The ballet features 30 dancers, all Princeton students, performing
in a stylized mechanical world of brightly colored spinning wheels,
gears, levers and a rotating conveyor belt representing factory life.
Exhibition accompanies performance
In connection with the performance, a new exhibition, "'Le Pas d'Acier' ('The Steel Step'): Re-Creating a Lost Ballet," is on display at the Milberg Gallery for the Graphic Arts in Firestone Library through Sept. 25.
The exhibition includes a model reconstruction of the ballet's set and photographs documenting the re-creation process, as well as photographs, children's books, costume designs and program covers from the period drawn from the holdings of the library's special collections.
Paula D. Matthews, music librarian and curator of the exhibition, will give tours at 5 p.m. Wednesday, April 6; 4 p.m. Thursday and Friday, April 7-8; and 3 p.m. Saturday and Sunday, April 9-10.
Hours for the exhibition, sponsored by the Friends of the Library, are: 9 a.m. to 5 p.m. Monday-Friday; 9 a.m. to 8 p.m. Wednesday; and noon to 5 p.m. Saturday and Sunday.
Photos: Denise Applewhite
Re-creating a lost ballet
Posted April 4, 2005; 03:03 p.m.
Final rehearsals are under way for "Le Pas d'Acier" ("The Steel Step"), one of the great lost ballets of the 20th century, which will be performed at 8 p.m. Thursday through Saturday, April 7-9, at the Berlind Theatre.
Scholars from Princeton and other institutions have painstakingly re-created the choreography, costumes and elaborate mechanical set of the work by legendary Russian composer Sergei Prokofiev.
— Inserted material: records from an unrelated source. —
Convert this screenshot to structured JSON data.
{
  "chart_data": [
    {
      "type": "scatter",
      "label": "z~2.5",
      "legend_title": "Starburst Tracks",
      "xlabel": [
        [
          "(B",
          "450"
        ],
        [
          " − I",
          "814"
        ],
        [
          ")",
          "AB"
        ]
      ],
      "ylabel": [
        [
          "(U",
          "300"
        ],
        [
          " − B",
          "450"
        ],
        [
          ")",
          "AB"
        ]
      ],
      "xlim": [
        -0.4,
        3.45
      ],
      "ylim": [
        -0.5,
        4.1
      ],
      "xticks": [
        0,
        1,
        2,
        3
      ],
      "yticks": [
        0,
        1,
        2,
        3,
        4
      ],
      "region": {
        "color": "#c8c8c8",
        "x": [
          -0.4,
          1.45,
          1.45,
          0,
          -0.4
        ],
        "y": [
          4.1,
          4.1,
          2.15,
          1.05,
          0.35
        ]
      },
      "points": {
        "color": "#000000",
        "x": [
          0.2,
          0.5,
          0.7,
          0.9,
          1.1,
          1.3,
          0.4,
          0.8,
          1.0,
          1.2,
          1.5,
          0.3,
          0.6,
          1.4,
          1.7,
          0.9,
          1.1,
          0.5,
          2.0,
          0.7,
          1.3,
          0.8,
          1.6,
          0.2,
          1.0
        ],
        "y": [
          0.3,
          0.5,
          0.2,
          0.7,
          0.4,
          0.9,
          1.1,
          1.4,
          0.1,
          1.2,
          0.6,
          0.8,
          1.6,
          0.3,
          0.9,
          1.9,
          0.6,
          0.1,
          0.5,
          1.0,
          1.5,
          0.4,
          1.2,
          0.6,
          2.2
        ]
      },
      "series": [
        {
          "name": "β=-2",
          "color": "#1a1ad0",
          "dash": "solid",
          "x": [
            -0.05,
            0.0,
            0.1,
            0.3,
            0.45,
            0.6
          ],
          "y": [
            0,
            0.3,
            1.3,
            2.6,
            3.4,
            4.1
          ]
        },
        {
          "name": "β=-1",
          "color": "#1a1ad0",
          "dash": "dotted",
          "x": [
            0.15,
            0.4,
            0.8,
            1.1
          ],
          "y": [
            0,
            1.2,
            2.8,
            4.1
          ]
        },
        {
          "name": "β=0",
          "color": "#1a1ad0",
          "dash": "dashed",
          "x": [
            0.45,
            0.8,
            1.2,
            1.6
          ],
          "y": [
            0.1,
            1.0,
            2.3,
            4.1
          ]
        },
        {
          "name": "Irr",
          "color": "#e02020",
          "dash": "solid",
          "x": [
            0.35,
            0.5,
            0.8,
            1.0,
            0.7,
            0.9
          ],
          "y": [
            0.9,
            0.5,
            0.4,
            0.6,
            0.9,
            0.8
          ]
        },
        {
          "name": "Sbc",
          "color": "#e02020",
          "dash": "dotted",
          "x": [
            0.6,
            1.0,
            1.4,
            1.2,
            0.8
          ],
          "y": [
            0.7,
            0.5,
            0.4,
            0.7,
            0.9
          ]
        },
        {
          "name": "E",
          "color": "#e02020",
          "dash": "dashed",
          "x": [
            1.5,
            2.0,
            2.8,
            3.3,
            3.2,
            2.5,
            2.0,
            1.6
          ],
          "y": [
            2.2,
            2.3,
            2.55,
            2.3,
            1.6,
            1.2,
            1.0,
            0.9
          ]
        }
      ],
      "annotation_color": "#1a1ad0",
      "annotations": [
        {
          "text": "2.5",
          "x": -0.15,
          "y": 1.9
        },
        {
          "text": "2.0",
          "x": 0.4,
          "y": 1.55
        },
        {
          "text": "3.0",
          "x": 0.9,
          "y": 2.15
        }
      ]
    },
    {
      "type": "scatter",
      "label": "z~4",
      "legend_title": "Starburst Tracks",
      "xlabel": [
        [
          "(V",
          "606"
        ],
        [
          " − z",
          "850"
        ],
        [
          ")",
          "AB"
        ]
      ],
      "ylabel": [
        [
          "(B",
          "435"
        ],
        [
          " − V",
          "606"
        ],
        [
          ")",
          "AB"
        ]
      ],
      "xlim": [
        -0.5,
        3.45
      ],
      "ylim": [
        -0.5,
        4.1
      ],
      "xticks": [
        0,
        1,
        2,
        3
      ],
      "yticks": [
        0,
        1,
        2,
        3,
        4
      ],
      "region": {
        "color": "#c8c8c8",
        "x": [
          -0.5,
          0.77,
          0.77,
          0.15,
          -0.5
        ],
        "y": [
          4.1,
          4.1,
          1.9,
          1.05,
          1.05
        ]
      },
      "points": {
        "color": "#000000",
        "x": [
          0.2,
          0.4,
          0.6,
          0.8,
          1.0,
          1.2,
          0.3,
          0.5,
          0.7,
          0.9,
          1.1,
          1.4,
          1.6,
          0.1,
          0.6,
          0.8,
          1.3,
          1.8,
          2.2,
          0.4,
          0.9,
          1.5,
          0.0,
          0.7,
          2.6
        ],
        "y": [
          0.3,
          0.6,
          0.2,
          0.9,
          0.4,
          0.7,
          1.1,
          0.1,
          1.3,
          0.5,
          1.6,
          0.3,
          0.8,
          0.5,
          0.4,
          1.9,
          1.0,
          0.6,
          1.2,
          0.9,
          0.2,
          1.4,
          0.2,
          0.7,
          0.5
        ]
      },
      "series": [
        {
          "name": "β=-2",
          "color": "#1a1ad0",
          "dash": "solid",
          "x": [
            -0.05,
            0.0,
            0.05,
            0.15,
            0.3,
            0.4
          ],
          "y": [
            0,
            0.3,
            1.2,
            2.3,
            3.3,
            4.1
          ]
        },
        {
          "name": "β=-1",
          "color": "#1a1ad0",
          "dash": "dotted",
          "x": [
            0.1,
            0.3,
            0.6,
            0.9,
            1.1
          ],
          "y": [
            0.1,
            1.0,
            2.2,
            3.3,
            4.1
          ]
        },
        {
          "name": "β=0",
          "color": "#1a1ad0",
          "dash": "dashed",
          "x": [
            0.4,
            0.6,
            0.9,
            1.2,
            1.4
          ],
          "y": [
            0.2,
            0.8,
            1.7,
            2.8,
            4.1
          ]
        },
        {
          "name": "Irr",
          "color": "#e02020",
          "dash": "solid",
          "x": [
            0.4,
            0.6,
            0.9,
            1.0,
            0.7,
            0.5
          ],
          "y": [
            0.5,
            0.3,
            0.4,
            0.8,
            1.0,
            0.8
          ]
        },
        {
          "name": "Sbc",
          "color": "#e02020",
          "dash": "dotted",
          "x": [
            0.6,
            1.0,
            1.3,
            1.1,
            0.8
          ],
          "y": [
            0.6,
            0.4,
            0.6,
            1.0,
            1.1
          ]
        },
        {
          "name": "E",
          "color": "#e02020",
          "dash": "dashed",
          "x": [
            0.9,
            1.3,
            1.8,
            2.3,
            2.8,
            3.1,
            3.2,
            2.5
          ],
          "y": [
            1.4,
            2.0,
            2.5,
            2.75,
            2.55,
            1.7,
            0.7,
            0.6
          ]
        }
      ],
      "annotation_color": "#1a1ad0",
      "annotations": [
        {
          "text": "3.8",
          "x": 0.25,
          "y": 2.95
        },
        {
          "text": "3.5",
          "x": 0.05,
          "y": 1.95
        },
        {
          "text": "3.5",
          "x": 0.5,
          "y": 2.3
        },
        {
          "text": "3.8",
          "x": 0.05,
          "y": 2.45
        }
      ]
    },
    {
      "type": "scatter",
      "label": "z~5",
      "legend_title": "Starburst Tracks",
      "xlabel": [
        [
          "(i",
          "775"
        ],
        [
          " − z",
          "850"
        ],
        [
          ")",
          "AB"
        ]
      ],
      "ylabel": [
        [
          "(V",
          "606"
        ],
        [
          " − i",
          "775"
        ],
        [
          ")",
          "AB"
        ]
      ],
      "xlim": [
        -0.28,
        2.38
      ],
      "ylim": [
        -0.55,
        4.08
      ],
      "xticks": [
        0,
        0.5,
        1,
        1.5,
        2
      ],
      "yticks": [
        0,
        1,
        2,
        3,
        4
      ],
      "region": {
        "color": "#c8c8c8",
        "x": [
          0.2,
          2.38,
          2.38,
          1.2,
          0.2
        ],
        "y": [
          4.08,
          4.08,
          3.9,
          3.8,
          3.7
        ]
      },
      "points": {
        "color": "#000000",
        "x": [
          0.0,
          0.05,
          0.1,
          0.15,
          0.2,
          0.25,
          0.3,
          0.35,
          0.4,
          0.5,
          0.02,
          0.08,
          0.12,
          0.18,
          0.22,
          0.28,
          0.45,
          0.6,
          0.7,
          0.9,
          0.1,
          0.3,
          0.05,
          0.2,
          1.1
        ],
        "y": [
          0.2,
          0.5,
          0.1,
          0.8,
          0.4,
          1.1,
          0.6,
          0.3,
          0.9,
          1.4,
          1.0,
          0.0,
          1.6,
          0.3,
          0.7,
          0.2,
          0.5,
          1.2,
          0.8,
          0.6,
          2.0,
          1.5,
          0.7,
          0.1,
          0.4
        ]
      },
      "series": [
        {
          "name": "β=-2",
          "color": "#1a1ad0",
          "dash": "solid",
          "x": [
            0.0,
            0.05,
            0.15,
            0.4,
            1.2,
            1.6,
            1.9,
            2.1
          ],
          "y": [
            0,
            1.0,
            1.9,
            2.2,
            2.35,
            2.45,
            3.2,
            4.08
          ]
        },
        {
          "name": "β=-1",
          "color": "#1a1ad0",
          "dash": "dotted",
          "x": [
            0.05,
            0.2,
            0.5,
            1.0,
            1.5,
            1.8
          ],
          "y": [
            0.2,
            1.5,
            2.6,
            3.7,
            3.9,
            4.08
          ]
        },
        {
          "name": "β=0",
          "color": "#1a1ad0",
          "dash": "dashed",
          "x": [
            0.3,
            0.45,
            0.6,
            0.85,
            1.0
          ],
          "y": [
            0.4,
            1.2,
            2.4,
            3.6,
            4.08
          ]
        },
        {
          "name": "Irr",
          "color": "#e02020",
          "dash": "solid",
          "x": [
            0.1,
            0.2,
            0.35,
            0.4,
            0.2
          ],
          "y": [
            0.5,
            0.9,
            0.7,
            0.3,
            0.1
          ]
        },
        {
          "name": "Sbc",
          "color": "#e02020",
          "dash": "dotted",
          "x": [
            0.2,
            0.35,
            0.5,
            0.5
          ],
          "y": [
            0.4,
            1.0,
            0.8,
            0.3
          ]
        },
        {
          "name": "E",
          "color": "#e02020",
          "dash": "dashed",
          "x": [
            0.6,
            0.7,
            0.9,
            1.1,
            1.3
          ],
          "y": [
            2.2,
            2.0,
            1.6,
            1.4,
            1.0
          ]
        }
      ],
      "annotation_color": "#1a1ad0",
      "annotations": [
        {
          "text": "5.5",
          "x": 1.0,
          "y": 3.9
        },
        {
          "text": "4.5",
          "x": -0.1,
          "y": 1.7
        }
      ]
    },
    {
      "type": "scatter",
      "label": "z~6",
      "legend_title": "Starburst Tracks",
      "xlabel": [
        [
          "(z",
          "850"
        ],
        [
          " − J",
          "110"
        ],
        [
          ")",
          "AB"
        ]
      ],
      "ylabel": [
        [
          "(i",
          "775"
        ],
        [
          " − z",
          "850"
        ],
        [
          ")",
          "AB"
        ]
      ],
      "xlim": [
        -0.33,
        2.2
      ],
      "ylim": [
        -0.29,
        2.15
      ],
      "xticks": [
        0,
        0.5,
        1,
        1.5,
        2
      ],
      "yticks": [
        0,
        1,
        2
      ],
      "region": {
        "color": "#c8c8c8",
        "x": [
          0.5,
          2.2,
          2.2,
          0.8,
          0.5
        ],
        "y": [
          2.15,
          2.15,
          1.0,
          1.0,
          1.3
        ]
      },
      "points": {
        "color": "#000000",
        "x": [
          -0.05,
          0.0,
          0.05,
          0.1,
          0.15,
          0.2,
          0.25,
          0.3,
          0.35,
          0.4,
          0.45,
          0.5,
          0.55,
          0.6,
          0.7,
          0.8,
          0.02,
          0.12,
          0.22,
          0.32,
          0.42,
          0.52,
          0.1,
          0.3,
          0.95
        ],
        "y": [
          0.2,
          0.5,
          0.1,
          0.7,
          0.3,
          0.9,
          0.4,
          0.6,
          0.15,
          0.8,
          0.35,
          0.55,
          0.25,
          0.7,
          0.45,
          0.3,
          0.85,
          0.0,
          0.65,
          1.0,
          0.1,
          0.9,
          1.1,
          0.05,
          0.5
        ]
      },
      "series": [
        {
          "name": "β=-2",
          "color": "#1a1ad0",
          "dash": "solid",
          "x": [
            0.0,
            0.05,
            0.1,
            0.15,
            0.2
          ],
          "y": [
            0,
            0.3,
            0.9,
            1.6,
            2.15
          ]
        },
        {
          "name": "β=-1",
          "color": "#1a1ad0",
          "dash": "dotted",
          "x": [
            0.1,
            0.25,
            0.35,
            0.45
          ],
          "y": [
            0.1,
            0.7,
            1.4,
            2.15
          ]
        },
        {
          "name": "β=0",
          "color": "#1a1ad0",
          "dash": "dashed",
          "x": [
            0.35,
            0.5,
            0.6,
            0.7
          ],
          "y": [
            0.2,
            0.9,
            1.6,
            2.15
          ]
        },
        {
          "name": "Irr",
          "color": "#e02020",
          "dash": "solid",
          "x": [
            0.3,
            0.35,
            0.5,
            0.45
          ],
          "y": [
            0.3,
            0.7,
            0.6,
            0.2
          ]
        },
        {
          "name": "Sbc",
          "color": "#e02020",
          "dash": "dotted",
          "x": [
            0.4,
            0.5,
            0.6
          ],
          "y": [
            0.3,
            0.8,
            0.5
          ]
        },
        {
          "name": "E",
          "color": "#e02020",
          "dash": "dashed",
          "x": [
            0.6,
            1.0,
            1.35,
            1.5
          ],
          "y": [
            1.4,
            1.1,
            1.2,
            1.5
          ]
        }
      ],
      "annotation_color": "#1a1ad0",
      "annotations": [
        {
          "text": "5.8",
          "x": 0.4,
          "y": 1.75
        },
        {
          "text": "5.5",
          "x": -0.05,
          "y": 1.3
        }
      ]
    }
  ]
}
The ballet was written as a celebration of Soviet industrialization, but budget constraints and a change in choreographers led to a scaled-down version that mocked industrial development being performed in 1927. The Princeton production will render the ballet -- for the first time -- exactly the way Prokofiev intended it.
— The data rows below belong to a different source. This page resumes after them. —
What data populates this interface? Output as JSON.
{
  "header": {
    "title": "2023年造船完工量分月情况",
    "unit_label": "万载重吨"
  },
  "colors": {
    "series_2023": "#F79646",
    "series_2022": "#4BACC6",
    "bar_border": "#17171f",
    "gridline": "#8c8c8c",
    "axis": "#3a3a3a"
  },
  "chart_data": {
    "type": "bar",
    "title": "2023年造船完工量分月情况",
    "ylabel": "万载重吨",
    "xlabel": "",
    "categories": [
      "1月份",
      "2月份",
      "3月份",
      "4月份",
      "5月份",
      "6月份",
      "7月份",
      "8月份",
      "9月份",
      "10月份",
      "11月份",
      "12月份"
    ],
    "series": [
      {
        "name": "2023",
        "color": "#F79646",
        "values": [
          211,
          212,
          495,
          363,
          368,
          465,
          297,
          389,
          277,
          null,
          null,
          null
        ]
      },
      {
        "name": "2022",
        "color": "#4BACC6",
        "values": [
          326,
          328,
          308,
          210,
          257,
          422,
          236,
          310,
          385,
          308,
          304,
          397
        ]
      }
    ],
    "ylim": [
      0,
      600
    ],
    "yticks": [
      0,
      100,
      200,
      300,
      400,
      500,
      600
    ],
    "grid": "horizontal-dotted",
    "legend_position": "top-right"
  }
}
"This is essentially a world premiere because the ballet was never performed the way Prokofiev conceived it," said assistant professor of music Simon Morrison, the mastermind behind the project, which has consumed him for the last three years.
The set was created with the help of theater historian Lesley-Anne Sayers, who spent eight years researching and creating models of the set. The ballet's choreography has been recreated using action cues and stage direction from the original musical score as well as drawings and photos discovered by Sayers in archives in Paris, London and Armenia.
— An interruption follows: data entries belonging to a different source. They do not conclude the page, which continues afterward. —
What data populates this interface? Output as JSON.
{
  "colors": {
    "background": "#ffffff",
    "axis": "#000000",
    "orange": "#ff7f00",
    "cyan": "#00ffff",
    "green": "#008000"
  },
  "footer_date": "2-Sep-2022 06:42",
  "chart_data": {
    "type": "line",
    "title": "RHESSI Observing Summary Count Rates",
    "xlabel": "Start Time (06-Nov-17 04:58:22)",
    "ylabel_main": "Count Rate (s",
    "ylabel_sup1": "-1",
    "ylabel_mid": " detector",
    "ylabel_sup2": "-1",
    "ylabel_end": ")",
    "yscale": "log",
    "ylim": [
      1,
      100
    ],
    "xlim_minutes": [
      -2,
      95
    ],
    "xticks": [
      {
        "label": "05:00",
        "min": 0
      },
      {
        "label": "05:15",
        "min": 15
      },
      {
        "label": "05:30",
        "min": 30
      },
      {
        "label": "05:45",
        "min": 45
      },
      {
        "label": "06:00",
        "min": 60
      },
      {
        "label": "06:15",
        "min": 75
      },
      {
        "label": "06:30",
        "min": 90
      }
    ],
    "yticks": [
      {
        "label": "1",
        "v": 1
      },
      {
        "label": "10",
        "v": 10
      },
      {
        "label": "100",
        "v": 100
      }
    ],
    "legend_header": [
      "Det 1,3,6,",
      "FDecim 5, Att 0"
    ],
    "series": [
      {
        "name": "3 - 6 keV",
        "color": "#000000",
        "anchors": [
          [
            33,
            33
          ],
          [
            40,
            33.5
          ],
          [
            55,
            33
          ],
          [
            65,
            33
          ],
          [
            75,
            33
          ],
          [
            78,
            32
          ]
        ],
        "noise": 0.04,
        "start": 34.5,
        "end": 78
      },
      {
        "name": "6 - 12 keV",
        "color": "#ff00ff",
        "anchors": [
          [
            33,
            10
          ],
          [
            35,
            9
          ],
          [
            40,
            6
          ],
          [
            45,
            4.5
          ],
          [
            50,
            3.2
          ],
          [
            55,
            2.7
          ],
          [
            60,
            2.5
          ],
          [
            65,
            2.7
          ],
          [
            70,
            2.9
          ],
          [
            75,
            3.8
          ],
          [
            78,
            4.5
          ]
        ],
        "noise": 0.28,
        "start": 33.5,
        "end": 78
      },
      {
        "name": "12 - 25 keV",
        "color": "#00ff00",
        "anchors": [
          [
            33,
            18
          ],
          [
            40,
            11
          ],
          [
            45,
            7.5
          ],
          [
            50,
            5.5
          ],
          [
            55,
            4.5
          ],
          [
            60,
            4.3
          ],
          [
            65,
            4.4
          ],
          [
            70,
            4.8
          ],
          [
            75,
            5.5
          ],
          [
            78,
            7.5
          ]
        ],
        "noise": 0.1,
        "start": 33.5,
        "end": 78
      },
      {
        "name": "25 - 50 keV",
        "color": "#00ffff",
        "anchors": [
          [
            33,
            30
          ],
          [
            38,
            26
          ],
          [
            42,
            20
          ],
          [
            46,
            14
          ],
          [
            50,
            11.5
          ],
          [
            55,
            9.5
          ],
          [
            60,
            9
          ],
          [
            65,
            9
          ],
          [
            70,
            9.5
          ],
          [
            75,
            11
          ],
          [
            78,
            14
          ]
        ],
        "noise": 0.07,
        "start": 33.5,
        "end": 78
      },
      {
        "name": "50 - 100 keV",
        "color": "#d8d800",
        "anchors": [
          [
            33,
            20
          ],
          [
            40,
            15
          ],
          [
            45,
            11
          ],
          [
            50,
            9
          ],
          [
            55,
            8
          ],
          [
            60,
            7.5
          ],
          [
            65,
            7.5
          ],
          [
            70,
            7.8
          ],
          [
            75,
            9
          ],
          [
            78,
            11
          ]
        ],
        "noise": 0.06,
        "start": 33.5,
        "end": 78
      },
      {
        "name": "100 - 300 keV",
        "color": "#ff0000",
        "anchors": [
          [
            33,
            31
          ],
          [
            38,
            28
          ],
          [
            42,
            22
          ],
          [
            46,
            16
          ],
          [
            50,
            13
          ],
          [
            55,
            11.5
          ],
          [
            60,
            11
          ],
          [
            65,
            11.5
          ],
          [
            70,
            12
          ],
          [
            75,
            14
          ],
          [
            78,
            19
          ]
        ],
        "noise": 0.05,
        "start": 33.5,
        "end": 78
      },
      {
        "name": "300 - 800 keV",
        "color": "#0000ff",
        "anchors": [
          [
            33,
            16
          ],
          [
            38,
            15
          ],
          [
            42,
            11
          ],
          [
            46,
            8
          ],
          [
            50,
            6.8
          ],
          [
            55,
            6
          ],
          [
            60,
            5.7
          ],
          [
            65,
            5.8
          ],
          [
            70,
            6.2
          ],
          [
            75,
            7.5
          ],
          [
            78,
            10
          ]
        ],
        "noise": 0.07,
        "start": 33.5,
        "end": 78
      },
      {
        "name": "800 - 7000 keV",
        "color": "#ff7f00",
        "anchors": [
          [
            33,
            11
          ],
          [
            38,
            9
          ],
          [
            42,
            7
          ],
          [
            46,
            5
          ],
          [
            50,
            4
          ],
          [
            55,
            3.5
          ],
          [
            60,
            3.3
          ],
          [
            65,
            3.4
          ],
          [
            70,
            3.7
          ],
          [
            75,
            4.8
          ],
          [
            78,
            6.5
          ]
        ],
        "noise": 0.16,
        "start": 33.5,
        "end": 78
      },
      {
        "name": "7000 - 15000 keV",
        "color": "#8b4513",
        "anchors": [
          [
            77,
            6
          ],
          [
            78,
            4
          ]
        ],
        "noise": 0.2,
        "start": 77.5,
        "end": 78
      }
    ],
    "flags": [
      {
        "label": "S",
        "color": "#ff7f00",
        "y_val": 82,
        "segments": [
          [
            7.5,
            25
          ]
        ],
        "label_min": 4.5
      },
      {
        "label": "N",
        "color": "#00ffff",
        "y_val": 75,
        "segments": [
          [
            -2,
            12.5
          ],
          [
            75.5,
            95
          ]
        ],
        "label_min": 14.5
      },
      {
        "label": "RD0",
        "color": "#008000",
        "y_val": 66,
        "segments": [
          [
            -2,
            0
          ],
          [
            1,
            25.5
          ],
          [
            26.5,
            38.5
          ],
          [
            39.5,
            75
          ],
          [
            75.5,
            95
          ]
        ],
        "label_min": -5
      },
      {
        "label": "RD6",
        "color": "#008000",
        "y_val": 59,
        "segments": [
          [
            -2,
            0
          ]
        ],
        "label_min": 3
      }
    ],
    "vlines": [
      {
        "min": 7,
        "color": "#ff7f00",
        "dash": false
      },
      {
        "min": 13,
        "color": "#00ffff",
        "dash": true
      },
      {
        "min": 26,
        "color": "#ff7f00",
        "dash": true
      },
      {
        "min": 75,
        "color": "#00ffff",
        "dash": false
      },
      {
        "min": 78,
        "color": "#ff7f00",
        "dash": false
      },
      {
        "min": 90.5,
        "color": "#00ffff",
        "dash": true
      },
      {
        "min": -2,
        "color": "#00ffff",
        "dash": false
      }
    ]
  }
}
The dancers will be Princeton students drawn from an advanced contemporary dance class taught by ballet reconstructionist Millicent Hodson, who is a visiting fellow of the Humanities Council, and Rebecca Lazier, a lecturer in the Humanities Council and theater and dance.
The costumes are being created by Ingrid Maurer, a New York City costume designer, using drawings and photographs from the 1927 production. The University Orchestra, under the direction of Michael Pratt, will perform Prokofiev's score.
The performances will open with several short pieces thematically related to the ballet, created by University composers and choreographers and others. Lazier has collaborated with Dan Trueman, assistant professor of music, on a piece called "Transparent Body," which will only be performed during the April 8 performance. Princeton theater and dance professor Ze'eva Cohen and music professors Paul Lansky and Barbara White have collaborated with outside artists on three other pieces titled "In the Moment," "Island" and "Repetition Compulsion."